In an Australian Financial Review report last week, Daniel Crennan QC, was quoted saying that what parties concerned in actions “should not be doing is engaging in years of litigation, using an asymmetry of funding to engage in endless interlocutory stoushes with ASIC and then look to settle on the courthouse steps.”
He also said that it’s unfortunate that there is a “long history” in Australia of parties taking steps to “either slow down or interfere with the natural course of litigation.” The report paints a regulator that’s become stricter on people wasting resources.
“In appropriate circumstances it's better off for society and better off for the use of public funds for large finance entities in appropriate circumstances to make admissions early, move to the penalty phase early and move on. Particularly when there has been a systematic failure,” Crennan said.
Arthur Moses SC, Law Council president, said that the comments are troubling particularly because of ASIC’s status as a “model litigant.”
“The potential consequences for a person faced with criminal or civil proceedings brought by ASIC are extremely serious, including loss of their liberty or their livelihood. There is a presumption of innocence. It is entirely appropriate for any defendant to rely on the rights and protections developed over centuries to ensure the proceedings ASIC is bringing against them are conducted fairly,” Moses said. “It is concerning that ASIC as the regulator would make such statements, as there is a real risk these may put undue pressure on parties not to contest proceedings or raise legitimate issues for determination by a court.”
Moses said that Australia’s courts are well-equipped to deal with time-wasting tactics and unreasonable rejections of settlement.
“They have, and use, mechanisms to ensure that matters are resolved as justly, quickly and cheaply as possible consistent with respecting the parties’ legal rights,” Moses said. “If ASIC believes there are concerns in a particular case about the conduct of the litigation, the appropriate person for ASIC to raise these concerns with is the judicial officer conducting the matter, not by making broad statements to the media which may be read as veiled threats to litigants and business.”
Moses said that the ASIC’s conduct may influence parties not to contest legitimate claims, as well as erode confidence in the judicial system and litigation process.
“I am also concerned that implicit in the comments that have been attributed to the deputy chair of ASIC are what appears to be a criticism of our courts in the management of these cases,” Moses said. “Whether those comments were made by the deputy chair, and if so, whether that was his intention, is not clear. However, what is clear is that these types of comments should not be made because unfair and incorrect inferences can be drawn from such comments.
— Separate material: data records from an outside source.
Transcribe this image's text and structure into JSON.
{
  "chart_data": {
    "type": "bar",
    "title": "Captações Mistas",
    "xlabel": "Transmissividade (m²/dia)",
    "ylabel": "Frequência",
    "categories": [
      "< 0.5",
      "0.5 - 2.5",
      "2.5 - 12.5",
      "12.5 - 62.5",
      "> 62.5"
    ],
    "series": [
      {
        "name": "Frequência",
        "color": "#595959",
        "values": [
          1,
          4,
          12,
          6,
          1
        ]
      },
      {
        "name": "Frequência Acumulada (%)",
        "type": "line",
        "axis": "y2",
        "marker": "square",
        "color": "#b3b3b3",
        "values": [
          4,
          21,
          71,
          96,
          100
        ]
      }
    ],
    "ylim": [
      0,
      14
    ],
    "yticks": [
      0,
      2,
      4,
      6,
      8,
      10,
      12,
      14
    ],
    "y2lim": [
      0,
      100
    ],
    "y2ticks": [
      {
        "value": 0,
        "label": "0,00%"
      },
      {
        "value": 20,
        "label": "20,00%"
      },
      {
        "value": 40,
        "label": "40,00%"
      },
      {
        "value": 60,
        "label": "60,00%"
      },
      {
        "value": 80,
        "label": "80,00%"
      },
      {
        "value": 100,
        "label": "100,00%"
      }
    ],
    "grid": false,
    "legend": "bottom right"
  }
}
That is why there is the need for careful language by the regulator when making statements. Our courts are leaders when it comes to the efficient case management of proceedings.”
The Law Council reminded the ASIC that commercial litigation often involves complex and intricate legal and factual issues and transactions.
“In some cases there may be legitimate reasons for extended discovery, interlocutory proceedings or trial preparation. These processes are critical to ensure the time and resources of the court are not subsequently wasted,” Moses said.
The Law Council also took issue with the ASIC’s indication that it would not accept last-minute settlements.
“There may be cases where settlements arise at a late hour, with all parties engaging in good faith, due to the complex nature of some commercial litigation. The suggestion that these would be rejected by ASIC could be seen as demonstrative of the very bullish conduct ASIC is suggesting is objectionable,” Moses said. “Importantly, as a party to proceedings, the concerns and obligations that ASIC has raised are just as applicable to the regulator.”
The Law Council said that the ASIC, the legal profession, and the courts have common duties to promote the administration of justice.
“This will become even more pertinent in light of the Banking Royal Commission’s recommendation that ASIC should adopt an approach to enforcement that takes, as its starting point, the question of whether a court should determine the consequences of a contravention,” Moses said. “Threats to parties for exercising their legal rights have no place in our justice system, especially from a regulator entrusted with the important role of promoting the rule of law. These statements are unhelpful at best, and at worst, risk undermining business and public confidence in Australia’s justice system and regulator.”